Secara terpisah mengutip dari Bisnis.com, berawal dari pinjaman konsumtif, kini AdaKami mulai mendukung sektor produktif. Menurut survei internal yang dilakukan perusahaan, kendati dominasi penyaluran terbesar masih di sektor konsumtif, sekitar 23% pengguna memanfaatkan pinjaman untuk usaha mandiri. Sebanyak 47% pengguna di dalamnya menggunakan dana tersebut untuk pinjaman modal, dan kebanyakan pengguna berada di rentang usia 20-39 tahun.

CEO AdaKami Bernardino M. Vega mengatakan, perusahaan mematok target yang agresif pada tahun ini karena ditopang oleh strategi masuk ke sektor tersebut, terutama usaha mikro rumahan. “Jadi kalau kami perhatikan pada masa pandemi kemarin, tak jarang tipe borrower yang statusnya punya pekerjaan, dia mengajukan pinjaman multiguna dan menggunakan nama pribadi, bukan usaha. Nah, dia bukan menggunakan dana buat kebutuhan harian, justru menggunakannya untuk membuka usaha sampingan.”

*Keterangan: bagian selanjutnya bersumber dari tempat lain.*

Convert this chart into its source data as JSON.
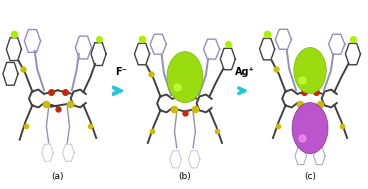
{
  "bg_color": "#ffffff",
  "arrow_color": "#26c6da",
  "arrow_label_color": "#000000",
  "arrow_labels": [
    "F⁻",
    "Ag⁺"
  ],
  "panel_labels": [
    "(a)",
    "(b)",
    "(c)"
  ],
  "panel_label_color": "#000000",
  "panel_label_fontsize": 6.5,
  "arrow_label_fontsize": 7,
  "arrow_label_fontweight": "bold",
  "figsize": [
    3.68,
    1.89
  ],
  "dpi": 100,
  "panel_bg": "#f5f5f5",
  "dark_gray": "#404040",
  "mid_gray": "#808080",
  "light_gray": "#b0b0b0",
  "lavender": "#9090c0",
  "red": "#cc2200",
  "yellow": "#ddcc00",
  "green_sphere": "#99dd11",
  "purple_sphere": "#bb55cc",
  "fluorine_green": "#aaee00",
  "sulfur_yellow": "#ccbb00",
  "oxygen_red": "#cc3300",
  "bond_dark": "#363636",
  "bond_mid": "#606060"
}
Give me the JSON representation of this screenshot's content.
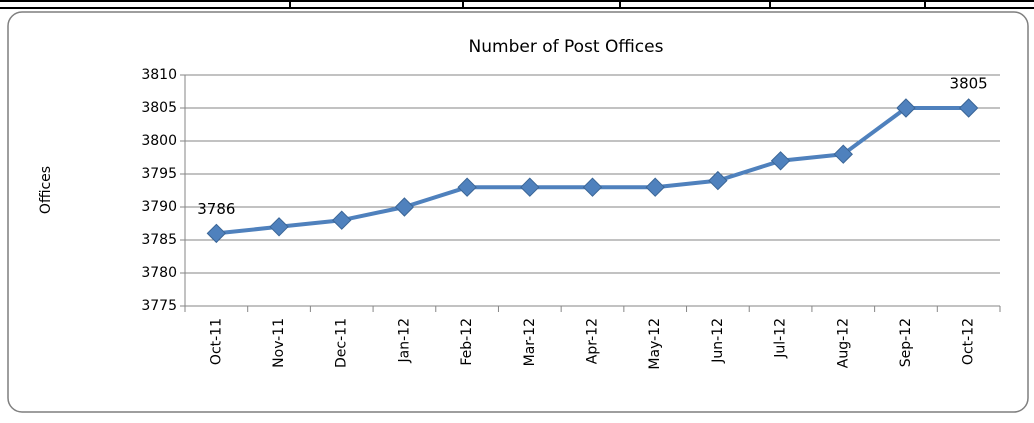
{
  "chart_data": {
    "type": "line",
    "title": "Number of Post Offices",
    "y_label": "Offices",
    "categories": [
      "Oct-11",
      "Nov-11",
      "Dec-11",
      "Jan-12",
      "Feb-12",
      "Mar-12",
      "Apr-12",
      "May-12",
      "Jun-12",
      "Jul-12",
      "Aug-12",
      "Sep-12",
      "Oct-12"
    ],
    "series": [
      {
        "name": "Offices",
        "color": "#4f81bd",
        "values": [
          3786,
          3787,
          3788,
          3790,
          3793,
          3793,
          3793,
          3793,
          3794,
          3797,
          3798,
          3805,
          3805
        ],
        "value_labels": [
          "3786",
          null,
          null,
          null,
          null,
          null,
          null,
          null,
          null,
          null,
          null,
          null,
          "3805"
        ]
      }
    ],
    "ylim": [
      3775,
      3810
    ],
    "yticks": [
      3775,
      3780,
      3785,
      3790,
      3795,
      3800,
      3805,
      3810
    ],
    "grid": true
  }
}
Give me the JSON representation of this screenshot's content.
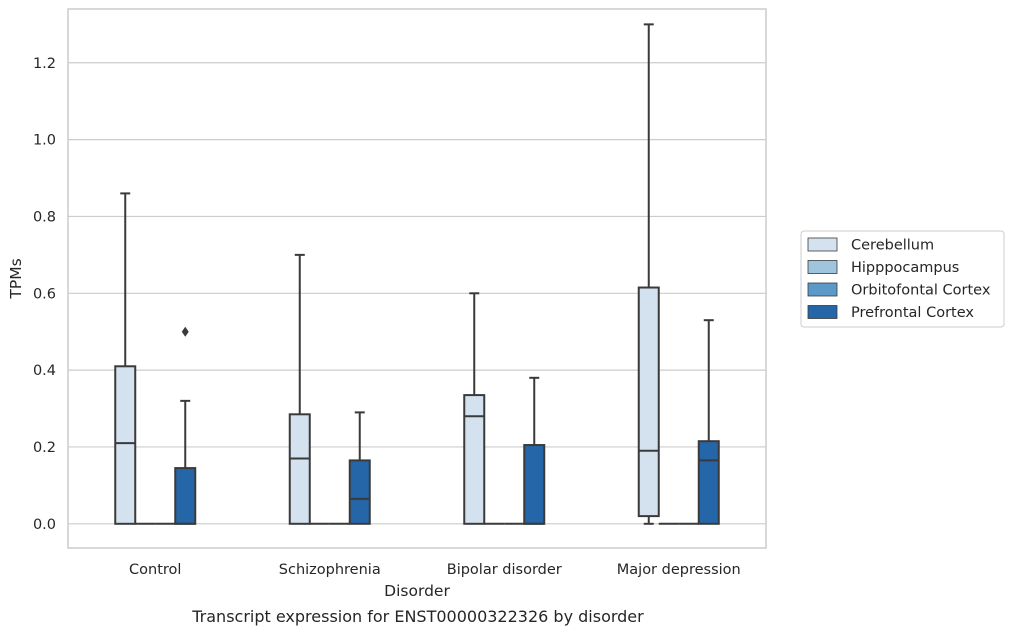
{
  "chart_data": {
    "type": "boxplot",
    "title": "",
    "caption": "Transcript expression for ENST00000322326 by disorder",
    "xlabel": "Disorder",
    "ylabel": "TPMs",
    "ylim": [
      -0.063,
      1.34
    ],
    "yticks": [
      0.0,
      0.2,
      0.4,
      0.6,
      0.8,
      1.0,
      1.2
    ],
    "ytick_labels": [
      "0.0",
      "0.2",
      "0.4",
      "0.6",
      "0.8",
      "1.0",
      "1.2"
    ],
    "grid": true,
    "legend_position": "right",
    "categories": [
      "Control",
      "Schizophrenia",
      "Bipolar disorder",
      "Major depression"
    ],
    "series": [
      {
        "name": "Cerebellum",
        "color": "#d4e2f0",
        "boxes": [
          {
            "whislo": 0.0,
            "q1": 0.0,
            "med": 0.21,
            "q3": 0.41,
            "whishi": 0.86,
            "fliers": []
          },
          {
            "whislo": 0.0,
            "q1": 0.0,
            "med": 0.17,
            "q3": 0.285,
            "whishi": 0.7,
            "fliers": []
          },
          {
            "whislo": 0.0,
            "q1": 0.0,
            "med": 0.28,
            "q3": 0.335,
            "whishi": 0.6,
            "fliers": []
          },
          {
            "whislo": 0.0,
            "q1": 0.02,
            "med": 0.19,
            "q3": 0.615,
            "whishi": 1.3,
            "fliers": []
          }
        ]
      },
      {
        "name": "Hipppocampus",
        "color": "#9ec4de",
        "boxes": [
          {
            "whislo": 0.0,
            "q1": 0.0,
            "med": 0.0,
            "q3": 0.0,
            "whishi": 0.0,
            "fliers": []
          },
          {
            "whislo": 0.0,
            "q1": 0.0,
            "med": 0.0,
            "q3": 0.0,
            "whishi": 0.0,
            "fliers": []
          },
          {
            "whislo": 0.0,
            "q1": 0.0,
            "med": 0.0,
            "q3": 0.0,
            "whishi": 0.0,
            "fliers": []
          },
          {
            "whislo": 0.0,
            "q1": 0.0,
            "med": 0.0,
            "q3": 0.0,
            "whishi": 0.0,
            "fliers": []
          }
        ]
      },
      {
        "name": "Orbitofontal Cortex",
        "color": "#5b9ac8",
        "boxes": [
          {
            "whislo": 0.0,
            "q1": 0.0,
            "med": 0.0,
            "q3": 0.0,
            "whishi": 0.0,
            "fliers": []
          },
          {
            "whislo": 0.0,
            "q1": 0.0,
            "med": 0.0,
            "q3": 0.0,
            "whishi": 0.0,
            "fliers": []
          },
          {
            "whislo": 0.0,
            "q1": 0.0,
            "med": 0.0,
            "q3": 0.0,
            "whishi": 0.0,
            "fliers": []
          },
          {
            "whislo": 0.0,
            "q1": 0.0,
            "med": 0.0,
            "q3": 0.0,
            "whishi": 0.0,
            "fliers": []
          }
        ]
      },
      {
        "name": "Prefrontal Cortex",
        "color": "#2466a8",
        "boxes": [
          {
            "whislo": 0.0,
            "q1": 0.0,
            "med": 0.0,
            "q3": 0.145,
            "whishi": 0.32,
            "fliers": [
              0.5
            ]
          },
          {
            "whislo": 0.0,
            "q1": 0.0,
            "med": 0.065,
            "q3": 0.165,
            "whishi": 0.29,
            "fliers": []
          },
          {
            "whislo": 0.0,
            "q1": 0.0,
            "med": 0.0,
            "q3": 0.205,
            "whishi": 0.38,
            "fliers": []
          },
          {
            "whislo": 0.0,
            "q1": 0.0,
            "med": 0.165,
            "q3": 0.215,
            "whishi": 0.53,
            "fliers": []
          }
        ]
      }
    ]
  }
}
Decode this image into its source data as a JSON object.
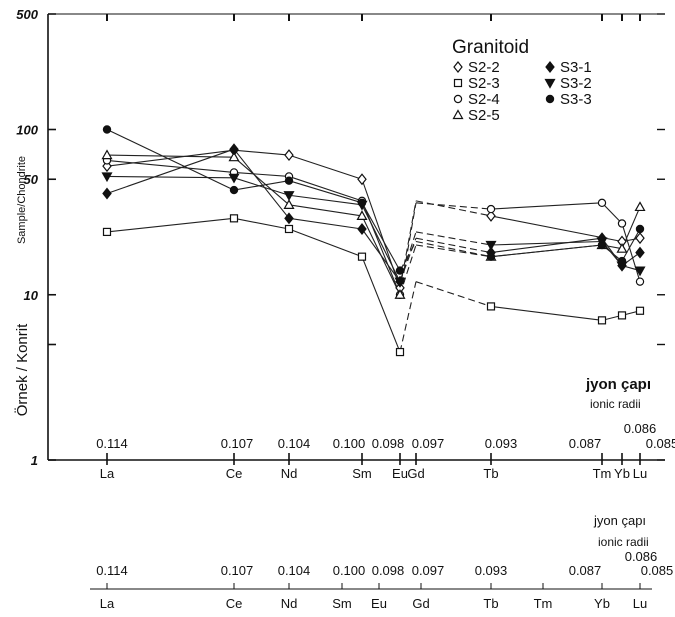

Strategi yang akan dilakukan untuk mendukung rencana tersebut adalah memperbesar ticket size, membuat tingkat bunga yang semakin rendah dengan meningkatkan profil user, mengakomodasi tenor lebih panjang, dan memberikan kemudahan persetujuan.

VP AdaKami William Guo / AdaKami

Perketat mitigasi risiko

William melanjutkan, belakangan citra industri fintech lending terus tercoreng karena aksi pemain ilegal. Menurutnya, dari sisi transparansi dan akuntabilitas, yang perlu diketahui adalah bahwa salah satu faktor yang membedakan antara fintech legal dan ilegal adalah keterbukaan informasi terkait biaya pinjaman.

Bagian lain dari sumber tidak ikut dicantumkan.